Suppose I have the following for all $\epsilon > 0$ $$F(f,h) \leq C_0\epsilon + C_1(\epsilon)\sqrt{h}\quad\text{for all $f \in X$}$$ where $F:X\times \mathbb{R} \to \mathbb{R}$ and $X$ is some subset of a Banach space, and $C_0$ is a constant and $C_1(\epsilon)$ is a constant depending on $\epsilon.$
My questions:
Does it follow that $\lim_{h \to 0}F(f,h) = 0$?
I think this is true since obviously $\sqrt h \to 0$ and the above holds for every $\epsilon > 0$.

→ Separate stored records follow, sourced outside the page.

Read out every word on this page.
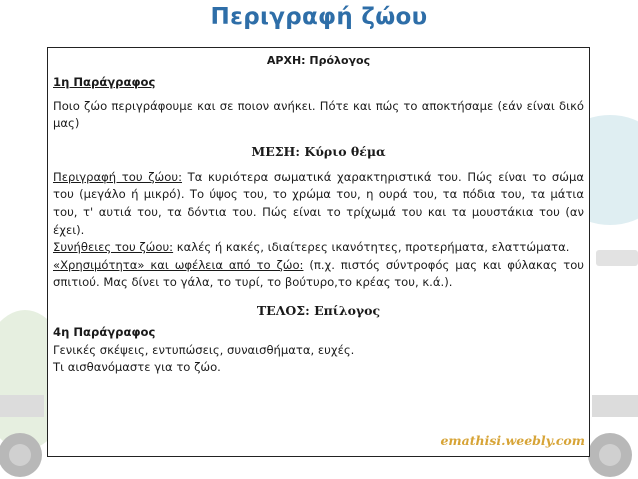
Περιγραφή ζώου
ΑΡΧΗ: Πρόλογος
1η Παράγραφος
Ποιο ζώο περιγράφουμε και σε ποιον ανήκει. Πότε και πώς το αποκτήσαμε (εάν είναι δικό μας)
ΜΕΣΗ: Κύριο θέμα
Περιγραφή του ζώου: Τα κυριότερα σωματικά χαρακτηριστικά του. Πώς είναι το σώμα του (μεγάλο ή μικρό). Το ύψος του, το χρώμα του, η ουρά του, τα πόδια του, τα μάτια του, τ' αυτιά του, τα δόντια του. Πώς είναι το τρίχωμά του και τα μουστάκια του (αν έχει).
Συνήθειες του ζώου: καλές ή κακές, ιδιαίτερες ικανότητες, προτερήματα, ελαττώματα.
«Χρησιμότητα» και ωφέλεια από το ζώο: (π.χ. πιστός σύντροφός μας και φύλακας του σπιτιού. Μας δίνει το γάλα, το τυρί, το βούτυρο,το κρέας του, κ.ά.).
ΤΕΛΟΣ: Επίλογος
4η Παράγραφος
Γενικές σκέψεις, εντυπώσεις, συναισθήματα, ευχές.
Τι αισθανόμαστε για το ζώο.
emathisi.weebly.com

Does it follow that $lim_{h \to 0}F(f,h) = 0$ uniformly for $f \in X$?
Also I think this is true since the RHS of the inequality above is independent of $f$ it should be uniform.
Assuming that $F(f,h) \geqslant 0$ - otherwise it could be negative of arbitrarily large modulus - we indeed have
$$\lim_{h\to 0} F(f,h) = 0\tag{1}$$
uniformly on $X$.
As you note, the right hand side does not depend on $f$, so any limiting behaviour can be dominated independently of $f$ if at all.
To see $(1)$, fix an arbitrary $\eta > 0$. For that $\eta$, choose $\epsilon > 0$ so that $C_0\epsilon < \eta/2$. Then for
$$\sqrt{h} < \frac{\eta}{2C_1(\epsilon)}$$
we have
$$C_0\epsilon + C_1(\epsilon)\sqrt{h} < \eta.$$